La société grenobloise Aryballe, pionnière des solutions d’olfaction numérique, met à profit son savoir-faire accumulé depuis sa création en 2014 pour décliner sa technologie vers des marchés de volume : l’automobile et les objets de consommation courante pour le grand public. Ce capteur de la taille d’un trombone, capable de détecter tout type d’odeur en quasi-temps réel, est construit sur une plate-forme photonique sur silicium apte à être produite en volume. Sa taille et son coût unitaire faible lui ouvrent les portes d’une intégration dans des réseaux de capteurs intelligents existants, par exemple dans des appareils électroménagers intelligents, comme les frigidaires capables de détecter par l’odeur un aliment périmé (voir illustration ci-dessous).

Ce nez électronique est doté de la même sensibilité que son grand frère, le NeOse Pro, conçu par Aryballe pour les marchés professionnels. L’appareil, résistant aux vibrations et peu sensible aux influences extérieures, capture des odeurs uniques en quelques secondes. Le procédé consiste à faire interagir des molécules organiques déposées sur une couche de métal avec des molécules de type COV (composés organiques volatils).

En associant ce biocapteur à une source de lumière et à une caméra qui recueille le signal lumineux, il est alors possible de réaliser une sorte de cartographie “visuelle” des combinaisons obtenues entre les molécules. Une fois l’odeur capturée, le logiciel d'Aryballe interprète ces signatures en s’appuyant sur une base de données d'odeurs précédemment collectées. Cette combinaison entre biochimie, optique miniaturisée et apprentissage automatique permet ainsi d’imiter l’odorat humain.

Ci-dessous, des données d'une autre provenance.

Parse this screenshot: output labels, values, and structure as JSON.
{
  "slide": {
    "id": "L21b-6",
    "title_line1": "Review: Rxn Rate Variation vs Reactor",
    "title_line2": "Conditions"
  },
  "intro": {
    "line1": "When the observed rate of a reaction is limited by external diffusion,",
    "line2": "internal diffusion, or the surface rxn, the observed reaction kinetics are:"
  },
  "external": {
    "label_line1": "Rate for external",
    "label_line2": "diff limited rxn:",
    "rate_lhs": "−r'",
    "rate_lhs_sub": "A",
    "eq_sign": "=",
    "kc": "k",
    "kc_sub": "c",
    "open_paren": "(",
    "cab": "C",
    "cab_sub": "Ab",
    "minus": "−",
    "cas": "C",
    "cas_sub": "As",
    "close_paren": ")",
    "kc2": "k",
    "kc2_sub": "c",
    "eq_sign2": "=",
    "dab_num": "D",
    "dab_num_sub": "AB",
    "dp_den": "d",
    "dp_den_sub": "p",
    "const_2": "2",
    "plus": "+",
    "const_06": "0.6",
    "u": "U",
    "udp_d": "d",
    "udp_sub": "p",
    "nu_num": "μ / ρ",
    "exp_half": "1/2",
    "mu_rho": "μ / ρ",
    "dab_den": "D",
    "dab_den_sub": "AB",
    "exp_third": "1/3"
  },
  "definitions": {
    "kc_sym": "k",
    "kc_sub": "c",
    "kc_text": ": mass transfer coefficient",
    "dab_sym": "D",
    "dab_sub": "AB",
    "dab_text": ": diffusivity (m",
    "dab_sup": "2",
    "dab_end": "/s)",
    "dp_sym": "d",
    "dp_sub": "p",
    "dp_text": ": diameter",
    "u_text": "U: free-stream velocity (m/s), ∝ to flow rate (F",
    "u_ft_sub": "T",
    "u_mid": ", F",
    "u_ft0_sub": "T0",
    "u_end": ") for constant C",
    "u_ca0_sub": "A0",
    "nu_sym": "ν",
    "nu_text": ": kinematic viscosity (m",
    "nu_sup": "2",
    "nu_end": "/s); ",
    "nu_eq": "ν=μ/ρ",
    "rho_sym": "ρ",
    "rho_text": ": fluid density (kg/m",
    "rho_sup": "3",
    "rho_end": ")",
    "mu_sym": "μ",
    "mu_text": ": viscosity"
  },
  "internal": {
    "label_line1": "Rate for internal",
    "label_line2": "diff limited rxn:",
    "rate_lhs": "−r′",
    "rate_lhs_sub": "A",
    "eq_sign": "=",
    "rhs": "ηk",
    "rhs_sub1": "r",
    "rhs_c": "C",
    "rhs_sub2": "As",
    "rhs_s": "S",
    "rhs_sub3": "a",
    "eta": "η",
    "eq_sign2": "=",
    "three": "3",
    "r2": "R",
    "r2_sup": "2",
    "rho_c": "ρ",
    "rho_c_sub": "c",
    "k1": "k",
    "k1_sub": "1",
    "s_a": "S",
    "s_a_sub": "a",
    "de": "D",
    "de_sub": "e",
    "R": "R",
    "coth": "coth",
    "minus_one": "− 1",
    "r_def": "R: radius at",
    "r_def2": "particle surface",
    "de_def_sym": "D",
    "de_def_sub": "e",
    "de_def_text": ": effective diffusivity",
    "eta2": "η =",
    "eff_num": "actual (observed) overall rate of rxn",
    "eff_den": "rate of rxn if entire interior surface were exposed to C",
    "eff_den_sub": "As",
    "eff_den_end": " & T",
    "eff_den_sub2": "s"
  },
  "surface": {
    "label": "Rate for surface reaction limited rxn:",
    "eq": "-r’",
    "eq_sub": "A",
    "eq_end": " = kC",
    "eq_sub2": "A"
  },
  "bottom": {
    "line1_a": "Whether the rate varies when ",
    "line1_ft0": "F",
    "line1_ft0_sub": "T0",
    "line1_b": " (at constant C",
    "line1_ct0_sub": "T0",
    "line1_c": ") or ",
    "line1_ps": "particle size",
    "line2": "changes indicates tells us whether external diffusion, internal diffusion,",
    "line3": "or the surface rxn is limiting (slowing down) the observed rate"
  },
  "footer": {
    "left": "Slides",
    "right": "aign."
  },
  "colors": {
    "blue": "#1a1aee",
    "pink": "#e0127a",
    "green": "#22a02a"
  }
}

Une des applications de volume visée par Aryballe est celui de l’automobile où l’intégration de ce capteur permettra aux fournisseurs de flottes de véhicules et aux constructeurs automobiles d’évaluer en permanence l’impact des odeurs dans une voiture pour éviter une expérience client négative. D’ores et déjà le constructeur coréen Hyundai Motor Company, qui a investi dans le capital d’Aryballe, utilise ces capteurs pour mieux informer les conducteurs des conditions intérieures de leurs véhicules, y compris pour l’avertir de problèmes potentiels (traces d’odeur d’essence par exemple).

Ce nez miniature, qui a été présenté en avant-première en janvier lors du dernier CES, sera échantillonné en production dans les semaines qui viennent.